The “Shovel-ready” Concept
June 14, 2011 Leave a comment
Proposed Step 1 in the “Proposed Changes to USCIS’s Processing of EB-5 Cases” (comment period ending this Friday 6/17) is “Accelerated and Premium Processing of ‘Shovel-Ready’ Cases.” The EB-5 community has been pressing for a long time for a premium processing option, and for a long time USCIS has said no because if they did everyone would use it and they don’t have the staff to accelerate everyone’s cases. This new proposal suggests a way to select just a portion of cases worthy of expedite: the “shovel-ready” standard. If your I-924 petition is based on a project that is “shovel-ready,” defined as “business projects that are sufficiently developed to support the immediate filing of actual I-526 petitions from participating investors,” it will enjoy hugely shortened processing times (as short as 15 days versus 5 months).
I have a few concerns about that word “shovel-ready” and its definition.

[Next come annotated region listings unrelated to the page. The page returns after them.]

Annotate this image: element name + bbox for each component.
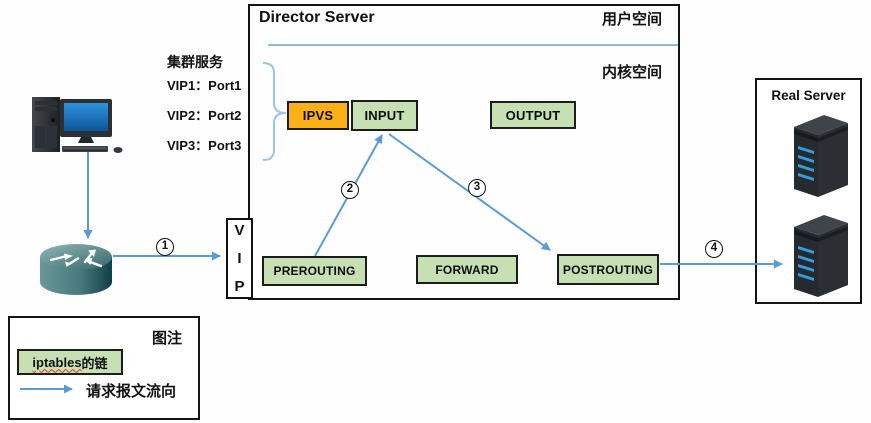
prerouting-chain-box: PREROUTING [262,256,367,286]
cluster-service-block: 集群服务 VIP1：Port1 VIP2：Port2 VIP3：Port3 [167,54,241,154]
cluster-vip1: VIP1：Port1 [167,78,242,93]
vip-box: V I P [226,218,253,299]
server-led-stripes [798,246,814,281]
legend-chain-word: iptables [32,354,82,370]
router-icon [40,244,112,295]
user-space-label: 用户空间 [602,11,663,28]
flow-step-3: 3 [468,179,486,197]
vip-letter-p: P [234,278,245,295]
pc-keyboard [62,146,108,152]
vip-letter-i: I [237,250,242,267]
flow-step-4: 4 [705,240,723,258]
cluster-vip3: VIP3：Port3 [167,138,242,153]
user-kernel-divider-line [268,44,678,46]
vip-letter-v: V [234,222,245,239]
real-server-title: Real Server [771,88,846,103]
ipvs-box: IPVS [287,101,349,130]
output-chain-box: OUTPUT [490,101,576,129]
server-led-stripes [798,146,814,181]
real-server-icon-2 [794,215,848,297]
real-server-box: Real Server [755,78,862,304]
flow-step-1: 1 [156,238,174,256]
legend-flow-label: 请求报文流向 [86,383,177,400]
flow-step-2: 2 [341,181,359,199]
forward-chain-box: FORWARD [416,255,518,284]
input-chain-box: INPUT [351,100,418,131]
postrouting-chain-box: POSTROUTING [557,254,659,285]
director-server-title: Director Server [259,9,375,26]
kernel-space-label: 内核空间 [602,64,663,81]
real-server-icon-1 [794,115,848,197]
router-arrows [49,249,103,268]
director-server-box [248,4,680,300]
pc-mouse [113,147,123,153]
cluster-vip2: VIP2：Port2 [167,108,242,123]
client-computer-icon [32,97,123,153]
cluster-service-title: 集群服务 [167,54,223,70]
legend-chain-suffix: 的链 [81,355,108,371]
legend-title: 图注 [151,330,182,347]
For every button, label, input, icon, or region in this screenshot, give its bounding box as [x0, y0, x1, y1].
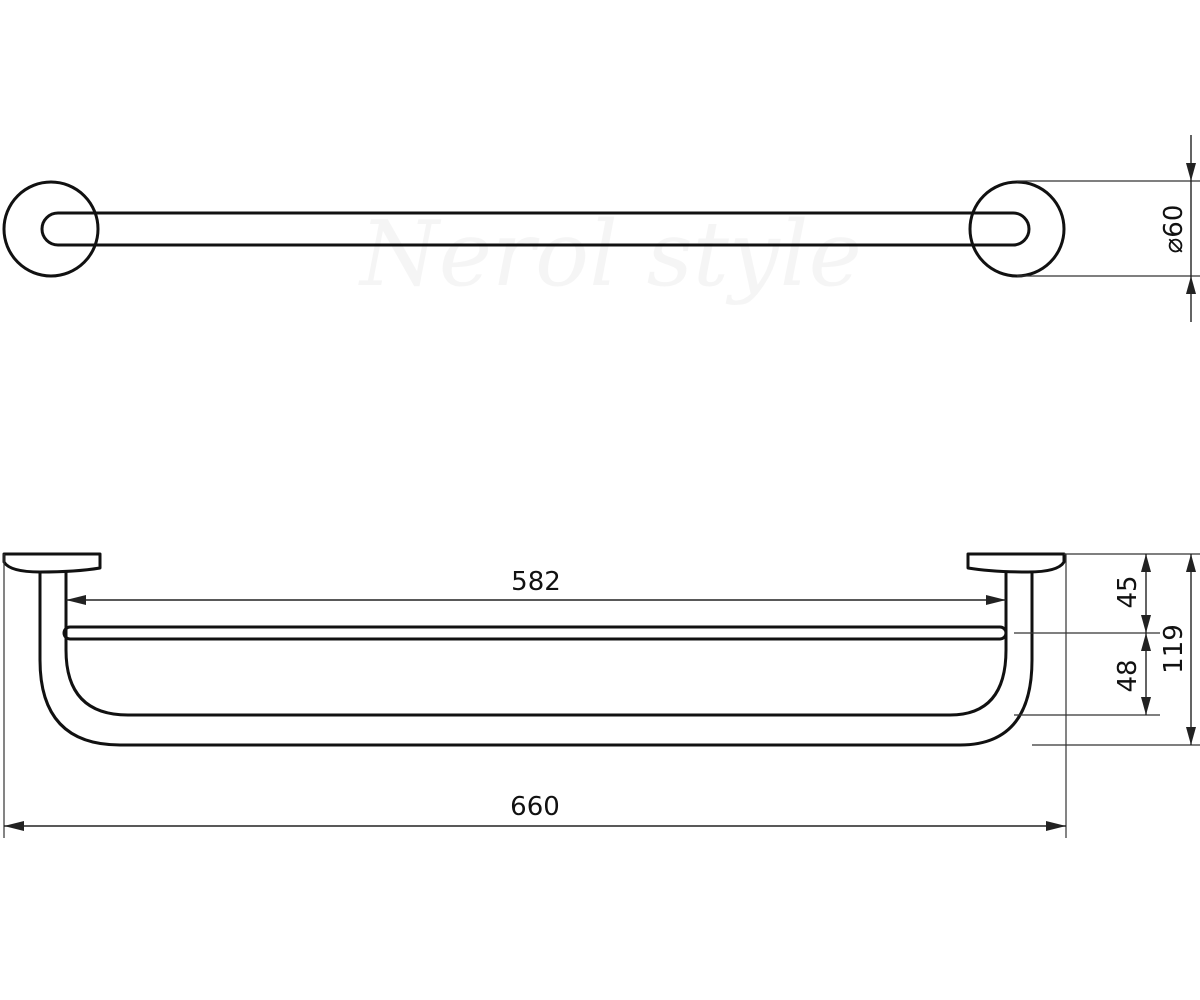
dim-dia-arrow-top	[1186, 163, 1196, 181]
dim-48-arrow-bottom	[1141, 697, 1151, 715]
right-flange	[966, 552, 1066, 574]
dim-582-arrow-left	[66, 595, 86, 605]
dim-48-arrow-top	[1141, 633, 1151, 651]
front-view: 582 660 45 48 119	[2, 552, 1200, 838]
top-bar	[40, 211, 1031, 247]
diameter-symbol: ⌀	[1159, 238, 1189, 254]
dim-dia-value: ⌀60	[1159, 205, 1189, 254]
dim-45-arrow-top	[1141, 554, 1151, 572]
inner-tube	[64, 570, 1008, 717]
dim-660-arrow-right	[1046, 821, 1066, 831]
upper-bar	[62, 625, 1008, 641]
dim-582-arrow-right	[986, 595, 1006, 605]
dim-660-arrow-left	[4, 821, 24, 831]
dim-119-value: 119	[1159, 624, 1189, 674]
dim-119-arrow-bottom	[1186, 727, 1196, 745]
top-view: Nerol style ⌀60	[2, 135, 1200, 322]
dim-119-arrow-top	[1186, 554, 1196, 572]
watermark: Nerol style	[358, 202, 862, 307]
dim-45-value: 45	[1113, 575, 1143, 608]
dim-660-value: 660	[510, 792, 560, 822]
dim-dia-number: 60	[1159, 205, 1189, 238]
dim-48-value: 48	[1113, 659, 1143, 692]
dim-dia-arrow-bottom	[1186, 276, 1196, 294]
dim-45-arrow-bottom	[1141, 615, 1151, 633]
right-rosette	[968, 180, 1066, 278]
left-rosette	[2, 180, 100, 278]
dim-582-value: 582	[511, 567, 561, 597]
outer-tube	[38, 570, 1034, 747]
left-flange	[2, 552, 102, 574]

- USCIS shouldn’t create a situation in which as-yet-unauthorized regional centers would be forced to promote as-yet-unapproved projects and rush investor and source of funds screening – which would be inevitable if USCIS defines the term to necessitate “immediate filing” of actual I-526 petitions from participating investors the moment I-924 approval is received.
- If “immediate filing of I-526” isn’t a reasonable definition for “shovel-ready,” then what is? We do need USCIS to give a strict definition, or for sure nearly all RC applications will claim that their projects are shovel-ready and we’ll be back to square one with premium processing impossible because everyone is trying to take advantage of it.
- USCIS might learn from the history of the “shovel-ready” concept as a standard for privileging applications for stimulus funding. Sec. 1602 of the American Recovery and Reinvestment Act of 2009 Division A Title XVI provides a definition of the standard that President Obama and others have referred to using the term “shovel-ready”: “In using funds made available in this Act for infrastructure investment, recipients shall give preference to activities that can be started and completed expeditiously, including a goal of using at least 50 percent of the funds for activities that can be initiated not later than 120 days after the date of the enactment of this Act.” I feel that “120 day” standard might be reasonable in the EB-5 context as well — definitely more sensible than “immediately” anyway. However the term is still slippery enough that USCIS may find itself with President Obama who saw stimulus projects starting to take off over 16 months after the Act was enacted and who joked yesterday at his Council on Jobs and Competitiveness that “Shovel-ready was not as … uh .. shovel-ready as we expected.”
- The “actual (shovel-ready)” and “actual (exemplar)” distinction makes some sense only at the I-924 stage, not at the I-526 stage. The I-526 petition is being filed by an EB-5 investor — of course at that point the project is ready to receive EB-5 investment! If not the petition will get denied, not just demoted. By the “shovel-ready” standard, all approvable I-526 would qualify for premium processing.
The deadline for comment on the proposed changes is this Friday, and I’m still struggling with what to say. It’s easy to point out problems, but what constructive suggestion can I make? I sure don’t want to kill the impulse to improve procedures and shorten processing times, so I don’t want to tell USCIS what’s wrong with its proposal if I can’t suggest better options.